Mark Sampson has raised the possibility of peace talks with Eni Aluko but will need to initiate the dialogue himself.
The England Women manager is battling to win over those still siding with the striker who made allegations against him last year of bullying, discrimination and racism, as part of a Football Association cultural review of management.
Aluko raised a grievance and Sampson was cleared on all counts by an FA review and independent investigation, but he knows the public perception of him has changed in a negative sense since the claims surrounding his management were made known. The Professional Footballers’ Association and anti-racism campaigners Kick It Out have also called for further examination of Aluko’s claims.
If Sampson and Aluko could resolve their differences through conversation or mediation then a long shadow over the women’s game in England would be removed.
Sampson told Press Association Sport on Tuesday: “I’ve made it very clear, from the moment I spoke with Eni face to face (to say) that she would be left out of the squad, that at any point I’d be available to meet again.
“As with any England player, I’m open to a phone call or a sit-down conversation to discuss whatever they feel they need to discuss to help us move forward as a team.”
Within days of Aluko giving evidence to the FA review in May 2016, she was dropped by England and has not been recalled. Sampson told the 102-cap striker she was left out for “unlioness behaviour” but has denied that related in any way to her evidence, which was provided to the FA by Aluko on a confidential basis.
Press Association Sport understands Aluko attempted to initiate contact with Sampson in August 2016, sending him an email to which sources say she has yet to receive a reply. It is also understood he has not requested to meet Aluko on visits to see other England players at Chelsea Ladies’ training ground since that time, and that his latest comments were met with some scepticism.
Sampson said he had “universal support” from the current England squad, and insisted his “conscience is clear” regarding all the allegations from Aluko. They include the claim that he asked a mixed-race midfielder if she had been arrested previously, and that he told Aluko to ensure relatives travelling from Nigeria did not bring Ebola with them to the Wembley friendly against Germany in November 2014.
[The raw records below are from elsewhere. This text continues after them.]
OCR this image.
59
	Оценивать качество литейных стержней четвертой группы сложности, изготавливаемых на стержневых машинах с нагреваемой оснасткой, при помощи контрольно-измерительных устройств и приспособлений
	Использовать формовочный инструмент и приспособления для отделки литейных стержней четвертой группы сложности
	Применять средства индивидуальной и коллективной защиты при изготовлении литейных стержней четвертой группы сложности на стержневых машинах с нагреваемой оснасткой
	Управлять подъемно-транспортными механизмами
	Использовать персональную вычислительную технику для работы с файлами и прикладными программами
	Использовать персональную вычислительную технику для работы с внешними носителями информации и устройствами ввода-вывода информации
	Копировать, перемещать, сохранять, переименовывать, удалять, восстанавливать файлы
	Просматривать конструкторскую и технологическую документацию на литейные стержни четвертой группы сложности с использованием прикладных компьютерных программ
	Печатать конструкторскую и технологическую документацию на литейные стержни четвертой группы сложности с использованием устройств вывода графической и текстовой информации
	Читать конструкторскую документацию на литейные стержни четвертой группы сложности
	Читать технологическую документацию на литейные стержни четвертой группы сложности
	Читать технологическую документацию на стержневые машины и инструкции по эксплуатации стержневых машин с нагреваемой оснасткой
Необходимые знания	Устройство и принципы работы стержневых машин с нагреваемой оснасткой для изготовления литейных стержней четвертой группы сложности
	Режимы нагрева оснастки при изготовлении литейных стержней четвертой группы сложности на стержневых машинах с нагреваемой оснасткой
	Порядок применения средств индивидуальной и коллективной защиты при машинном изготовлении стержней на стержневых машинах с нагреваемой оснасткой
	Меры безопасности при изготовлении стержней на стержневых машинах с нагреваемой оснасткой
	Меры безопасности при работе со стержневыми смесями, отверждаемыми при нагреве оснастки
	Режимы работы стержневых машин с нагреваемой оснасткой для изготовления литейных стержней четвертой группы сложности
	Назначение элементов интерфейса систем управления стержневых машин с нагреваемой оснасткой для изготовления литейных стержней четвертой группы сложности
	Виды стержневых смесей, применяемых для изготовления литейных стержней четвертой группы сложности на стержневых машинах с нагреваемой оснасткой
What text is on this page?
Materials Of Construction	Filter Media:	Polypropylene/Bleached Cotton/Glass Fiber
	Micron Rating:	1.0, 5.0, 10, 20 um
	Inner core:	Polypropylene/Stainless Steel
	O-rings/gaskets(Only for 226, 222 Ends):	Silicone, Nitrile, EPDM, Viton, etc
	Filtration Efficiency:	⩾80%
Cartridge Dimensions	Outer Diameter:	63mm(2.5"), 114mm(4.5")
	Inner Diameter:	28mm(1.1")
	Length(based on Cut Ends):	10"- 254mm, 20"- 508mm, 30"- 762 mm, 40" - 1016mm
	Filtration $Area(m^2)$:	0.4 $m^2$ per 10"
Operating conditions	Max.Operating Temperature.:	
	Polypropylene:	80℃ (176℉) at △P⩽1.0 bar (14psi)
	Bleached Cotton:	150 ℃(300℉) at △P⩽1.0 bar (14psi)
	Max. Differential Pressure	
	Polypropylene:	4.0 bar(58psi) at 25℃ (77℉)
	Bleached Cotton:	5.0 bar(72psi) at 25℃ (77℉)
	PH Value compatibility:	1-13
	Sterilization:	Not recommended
Sampson is thankful to have been cleared of the claims and the 34-year-old Welshman is trying to set aside the criticisms that have come his way from the general public, which have been evident on social media.
“I can’t control what other people think and other people feel,” he said.
He received a boost when Euro 2017 Golden Boot winner Jodie Taylor threw her support behind him on Tuesday, saying in her view Sampson remains the right man for England.
Taylor said: “He’s a great coach, he’s a great person, he’s a great man, and he’s helped to take my game to another level.
“I love his values that he’s instilled in the squad.”